百合は【聖母マリア】を表し、中世以降の芸術には、マリア像の周囲にはユリの花がよく見られ、古くは古代エジプトやビザンティン美術にもあり、【無垢】【純潔】の象徴でした。
フランス王家の紋章は【ユリ】の紋章と言いますが、一説にはアイリス(イリス)の花とも言われ、フィレンツェの紋章にも使われています。
では、いかにしてアイリスがフランス王家の紋章になり、【フルール・ド・リス】と呼ばれるようになったのでしょうか?
それには、一つの伝説があります。
紀元5世紀、フランスの源泉となったフランク国の王【クロヴィス】の時代の聖者が発端でした。
ある日、聖者の瞑想中に天使が現れ、青く輝く土台にアイリスの花の楯を置いていきました。
聖者はその楯を持って王妃【クロティルダ】の元へ行き、天使からの贈り物である事を告げました。
クロティルダはカトリックで、キリスト教を王に伝えフランスの国教とした王妃です。
王妃は王クロヴィスに楯を授け、戦いに勝った王は楯が全く傷つかず、3つのアイリスが黄金に輝いているのを見ました。

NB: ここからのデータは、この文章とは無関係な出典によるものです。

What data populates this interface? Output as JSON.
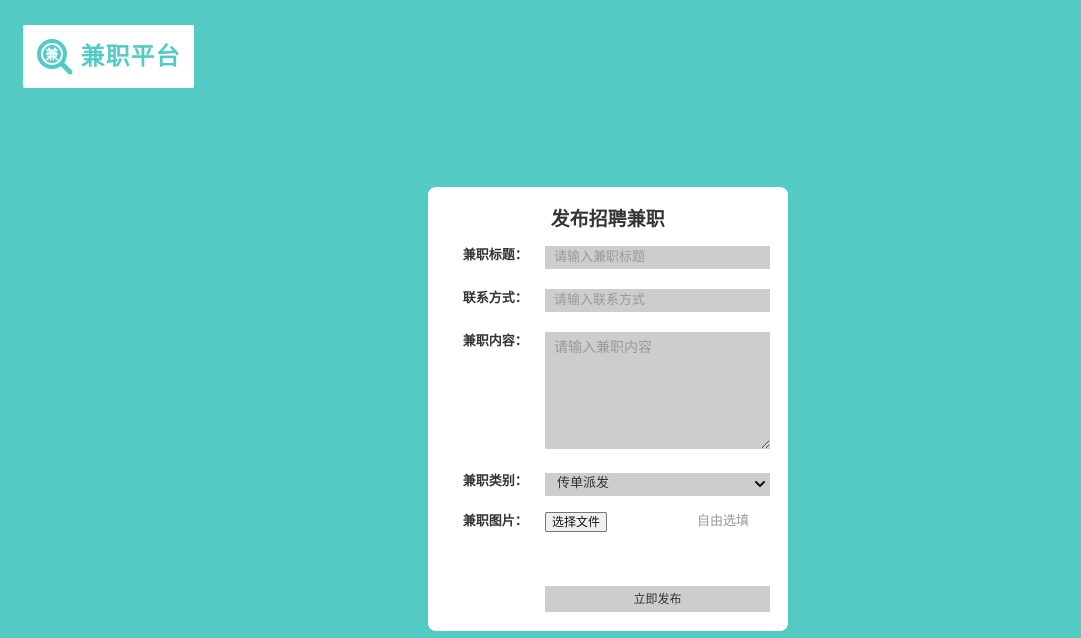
{
  "header": {
    "logo_glyph": "兼",
    "logo_text": "兼职平台",
    "logo_icon": "magnifier-badge-icon",
    "brand_color": "#53cbc4"
  },
  "form": {
    "title": "发布招聘兼职",
    "title_field": {
      "label": "兼职标题：",
      "value": "",
      "placeholder": "请输入兼职标题"
    },
    "contact_field": {
      "label": "联系方式：",
      "value": "",
      "placeholder": "请输入联系方式"
    },
    "content_field": {
      "label": "兼职内容：",
      "value": "",
      "placeholder": "请输入兼职内容"
    },
    "category_field": {
      "label": "兼职类别：",
      "selected": "传单派发",
      "icon": "chevron-down-icon"
    },
    "image_field": {
      "label": "兼职图片：",
      "button_label": "选择文件",
      "hint": "自由选填"
    },
    "submit_label": "立即发布"
  }
}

以来、クロヴィスは軍旗に3つの金のアイリスの花を使い、12世紀のルイ7世王は公式に十字軍の旗へ採用、フランスのブルボン王朝に見られるように、ロイヤルブルーを背景に黄金の3つのアイリスを紋章としました。
また、アイリスはフランス語で『イリス』、百合は『リス』と言い、初期のイリスが後世にリスと混同され【フルール・ド・リス】と呼ばれたと伝えられています。
どちらの花もヨーロッパでは【神の花】として、古代から現在まで神聖のシンボルです。
このように古来から伝説的なシンボルである上に、シンメトリーで中央の高いデザインは、様式美の視点から見ても完成度の高い美しいもので、近世まで、王侯貴族ゆかりの宝飾メゾンでもジュエリーへ表されています。

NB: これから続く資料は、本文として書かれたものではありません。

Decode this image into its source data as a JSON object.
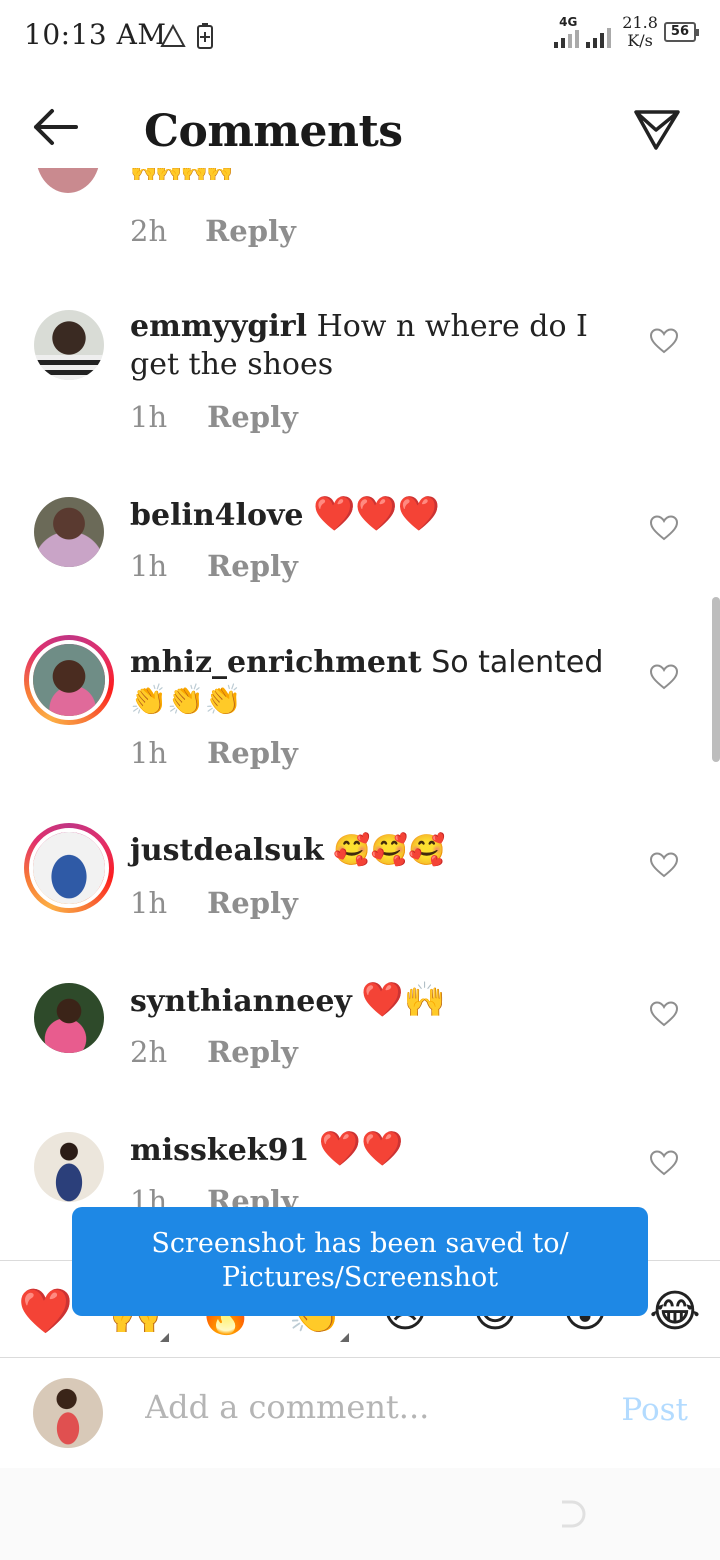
{
  "status_bar": {
    "time": "10:13 AM",
    "network": "4G",
    "speed_value": "21.8",
    "speed_unit": "K/s",
    "battery": "56"
  },
  "header": {
    "title": "Comments"
  },
  "partial_comment": {
    "time": "2h",
    "reply_label": "Reply"
  },
  "comments": [
    {
      "username": "emmyygirl",
      "text": "How n where do I get the shoes",
      "time": "1h",
      "reply_label": "Reply"
    },
    {
      "username": "belin4love",
      "text": "❤️❤️❤️",
      "time": "1h",
      "reply_label": "Reply"
    },
    {
      "username": "mhiz_enrichment",
      "text": "So talented 👏👏👏",
      "time": "1h",
      "reply_label": "Reply"
    },
    {
      "username": "justdealsuk",
      "text": "🥰🥰🥰",
      "time": "1h",
      "reply_label": "Reply"
    },
    {
      "username": "synthianneey",
      "text": "❤️🙌",
      "time": "2h",
      "reply_label": "Reply"
    },
    {
      "username": "misskek91",
      "text": "❤️❤️",
      "time": "1h",
      "reply_label": "Reply"
    }
  ],
  "toast": {
    "line1": "Screenshot has been saved to/",
    "line2": "Pictures/Screenshot"
  },
  "reactions": [
    "❤️",
    "🙌",
    "🔥",
    "👏",
    "😢",
    "😍",
    "😮",
    "😂"
  ],
  "composer": {
    "placeholder": "Add a comment...",
    "post_label": "Post"
  },
  "colors": {
    "heart": "#e0151e",
    "toast": "#1e88e5",
    "post": "#b3dbff",
    "meta": "#8e8e8e"
  }
}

フルール・ド・リスはデザイン的に見ても、中央が高く曲線と直線のバランスが美しい完璧な様式である、とお話し致しました。
フランス王家ゆかりの人々は、この装飾を19世紀以前には王家紋章として宝飾へ飾り、近世にはその美しいデザインを生かしたジュエリーが作られています。
1900年前後のベル・エポック期から50年代頃まで、クチュールのドレスで夜会に出た大貴族ゆかりの人々は、古典的なフルール・ド・リスを使ったデザインを、当時のグランサンクに注文しています。
フルール・ド・リスは、フランス王家のシンボルですが、当時、王侯貴族は存続していたにも関わらず、革命以降いにしえほど公的にフランス王家の存在を表すことはありませんでした。
しかし、ジュエリーへシンボルを表すことにより、王党派であることを密やかに現し、それゆえ尊敬と憧憬をも受けてきました。
また、百合の紋章は、十字軍の旗印にも使われたように、十字架を思わせるデザインでもあります。
フランスはバチカンの愛娘と言われるように、古来カトリックの国で、十字架に通じるフルール・ド・リスは、大変フランス的なデザインのジュエリーの一つです。
シンメトリーの美しいデザインは、中央に身につけると落ち着いた静謐感があり、十字架と共に胸元へ着けるのも綺麗なバランスになります。
フルール・ド・リスは、永遠の美的デザインの一つと言えるでしょう。